Kerry’s second attack comes about an hour later. Same routine, same break, Kerry still wants to go on. I start calculating time. This portion has taken us longer than normal. It is the only portion that we have been super slow. The weather is turning cold and the clouds are catching up. I’m afraid that our summit view will be obscured, and start to bargain with God (don’t we all from time to time?) for some sun and a good view at the summit.
All in all we trudged up that dusty mountain face for 5.5 hours below Stella Point. You have nothing to do but look at the trail, the shoes in front of you, and the rocks. You watch your step. You start to count but after awhile you realize that is not a good idea. This is where most people say bring an iPod loaded with tunes. I start to go over the events of the past year, as it has been a stressful one. This helps. I go over each event, I try to put the year in order, I am re-affirming that a little climb up a hill is nothing in comparison to the trials my husband is facing with his health. I go into my meditative mode, going over all the events that make me angry, and talking myself through the anger, into acceptance, into peace with my life. This is why I hike, run, challenge myself.
We finally are at Stella Point and it starts to snow. We are all putting on jackets and rain gear. We have our FINAL box lunch of an odd assortment of food. This time I leave the fruit and eat the cookies! We look up and can see the summit. So we start again, in the cold mist and snow, past the glaciers, along the ridge, looking into the crater on our right.
And then we are there – Summit. Its sunny, warm, and we can see the glaciers on our left, the crater on the right.

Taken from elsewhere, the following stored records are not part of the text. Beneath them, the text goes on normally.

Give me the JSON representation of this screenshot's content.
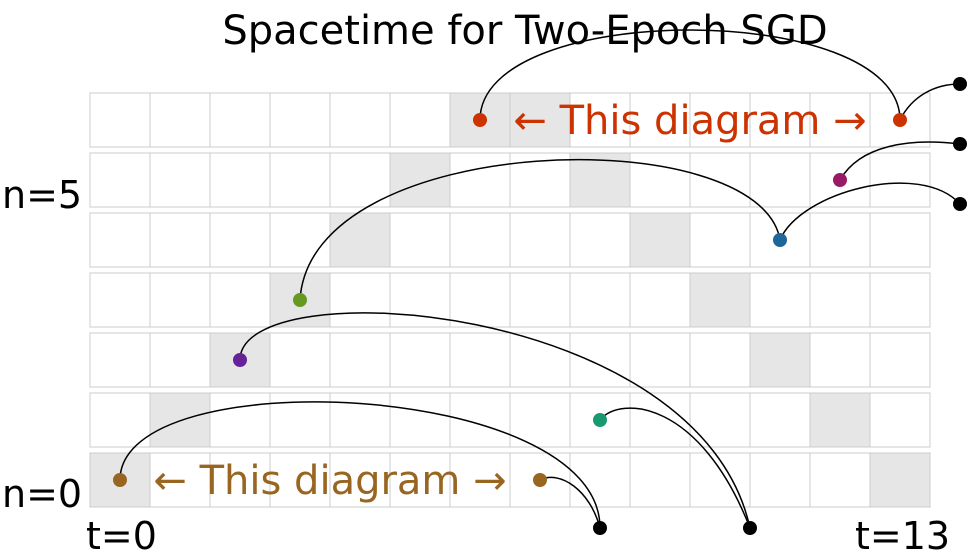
{
  "title": "Spacetime for Two-Epoch SGD",
  "labels": {
    "n_top": "n=5",
    "n_bottom": "n=0",
    "t_start": "t=0",
    "t_end": "t=13"
  },
  "annotations": [
    {
      "text": "← This diagram →",
      "color": "#cc3300"
    },
    {
      "text": "← This diagram →",
      "color": "#996622"
    }
  ],
  "grid": {
    "rows": 7,
    "cols": 14,
    "shaded": [
      [
        0,
        0
      ],
      [
        1,
        1
      ],
      [
        2,
        2
      ],
      [
        3,
        3
      ],
      [
        4,
        4
      ],
      [
        5,
        5
      ],
      [
        6,
        6
      ],
      [
        7,
        6
      ],
      [
        8,
        5
      ],
      [
        9,
        4
      ],
      [
        10,
        3
      ],
      [
        11,
        2
      ],
      [
        12,
        1
      ],
      [
        13,
        0
      ]
    ],
    "colors": {
      "cell": "#ffffff",
      "shaded": "#e6e6e6",
      "border": "#cccccc"
    }
  },
  "nodes": [
    {
      "name": "node-t0-n0",
      "t": 0,
      "n": 0,
      "color": "#996622"
    },
    {
      "name": "node-t7-n0",
      "t": 7,
      "n": 0,
      "color": "#996622"
    },
    {
      "name": "node-t8-n1",
      "t": 8,
      "n": 1,
      "color": "#1a9970"
    },
    {
      "name": "node-t2-n2",
      "t": 2,
      "n": 2,
      "color": "#662299"
    },
    {
      "name": "node-t3-n3",
      "t": 3,
      "n": 3,
      "color": "#669922"
    },
    {
      "name": "node-t11-n4",
      "t": 11,
      "n": 4,
      "color": "#1f6699"
    },
    {
      "name": "node-t12-n5",
      "t": 12,
      "n": 5,
      "color": "#991a66"
    },
    {
      "name": "node-t6-n6",
      "t": 6,
      "n": 6,
      "color": "#cc3300"
    },
    {
      "name": "node-t13-n6",
      "t": 13,
      "n": 6,
      "color": "#cc3300"
    }
  ]
}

It’s beautiful. We take pictures, I call Wayne to tell him I love him and to let him know we made summit. I take my celebratory swig of Whiskey! I cannot believe I make it to the top. The whole purpose of the tip has been fulfilled. It was hard, cold, uncomfortable, and challenging and now it is all over. Or, at least all downhill.
After 20 minutes on the summit, we depart. We were the only group up there save one other hiker and guide. The walk back to Stella point is easy. The balance is harder than I expected. The trail turns back into that volcanic dirt/dust and scree. You sink into it as your foot slides downhill with each step. You turn into each step to control the sliding. Its 2.5 hours of sliding through the dirty, bone jarring dust. I put my buff over my nose and mouth to avoid inhaling the dust – which I estimate would be a full cup of dust in my lungs without that precaution.
When we arrive back to Barafu camp, we all rush to clean up. Then a light dinner and we all fall exhausted into bed.